Critics of Intel have called the chipmaker's portfolio a "crutch" used to hit Wall Street estimates. The $180 million first-quarter target assumes no net gains from the sale of equity investments, the company said. That means the company could sell larger portions of its portfolio to record additional gains beyond the expected $180 million.
Despite its gloomy first-quarter forecast, Intel said it expects to see a seasonal increase in the second half of the year, depending on the direction of the overall economy.
"Although we have the people and the products to take advantage of a turn (in the economy), we cannot predict when a turn will happen," Andy Bryant, Intel's chief financial officer, said in a conference call after the announcement.
"Assuming the (economic) situation improves...we would expect and are planning for an increase in seasonal demand in the second half," he said.
Despite the dour first-half economic outlook, Intel will increase research and development spending to $4.3 billion in 2001 from $3.9 billion in 2000, according to its earnings statement. Capital spending for 2001 will increase to about $7.5 billion in 2001 from $6.7 billion in 2000.
Looking at Intel's plans to forge ahead with spending, some analysts felt encouraged.
"I think Intel almost feels the worst is behind it," said Nathan Brookwood, principal analyst at Insight64, in Saratoga, Calif.

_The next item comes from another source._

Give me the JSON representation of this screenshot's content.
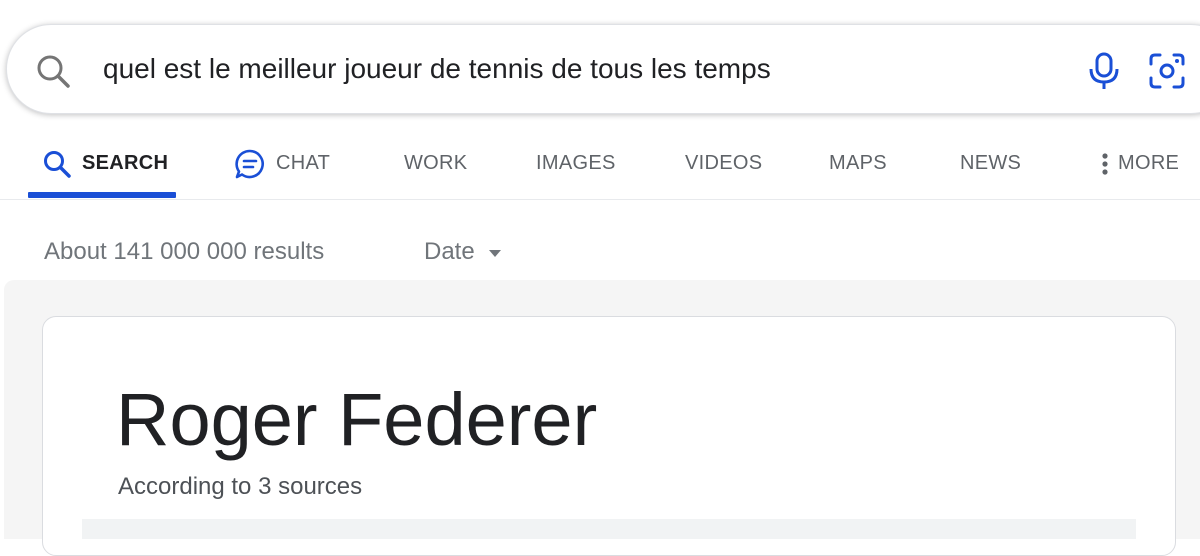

Intel is being very cautious in its predictions, "but it's not cutting back at all on some of the long-term essential issues, such research and development and manufacturing, so I was encouraged," he said. "Intel is clearly hoping for a rebound in the second half."
Speeding toward Pentium 4
The company is shooting for the fastest introduction yet for its Pentium 4. Looking ahead to the second half of the year, the company is working to launch its new 0.13-micron manufacturing process and beginning preparations for a move to larger 300-millimeter wafers, which will decrease manufacturing costs by creating more chips per wafer.
"We are pleased with the launch and ramp of our new microarchitecture, the Pentium 4 processor," said Paul Otellini, executive vice president and general manager of the Intel Architecture Group. "We are rapidly accelerating from hundreds of thousands of units in the fourth quarter to well above 1 million units this quarter.
"Our plan is to use the slowdown to accelerate the ramp of the Pentium 4 and to transition as quickly as possible from Pentium III," Otellini said. "We want to be in a position to use the first-half slowdown to reposition all of our products...to be in a stronger position should that growth occur."
Intel had stated earlier that Pentium 4 shipments would surpass Pentium III early in 2002. Otellini said Intel's goal is now to reach that point this year.
"Intel needs to do that to get people excited about why they would want a new PC," Brookwood said.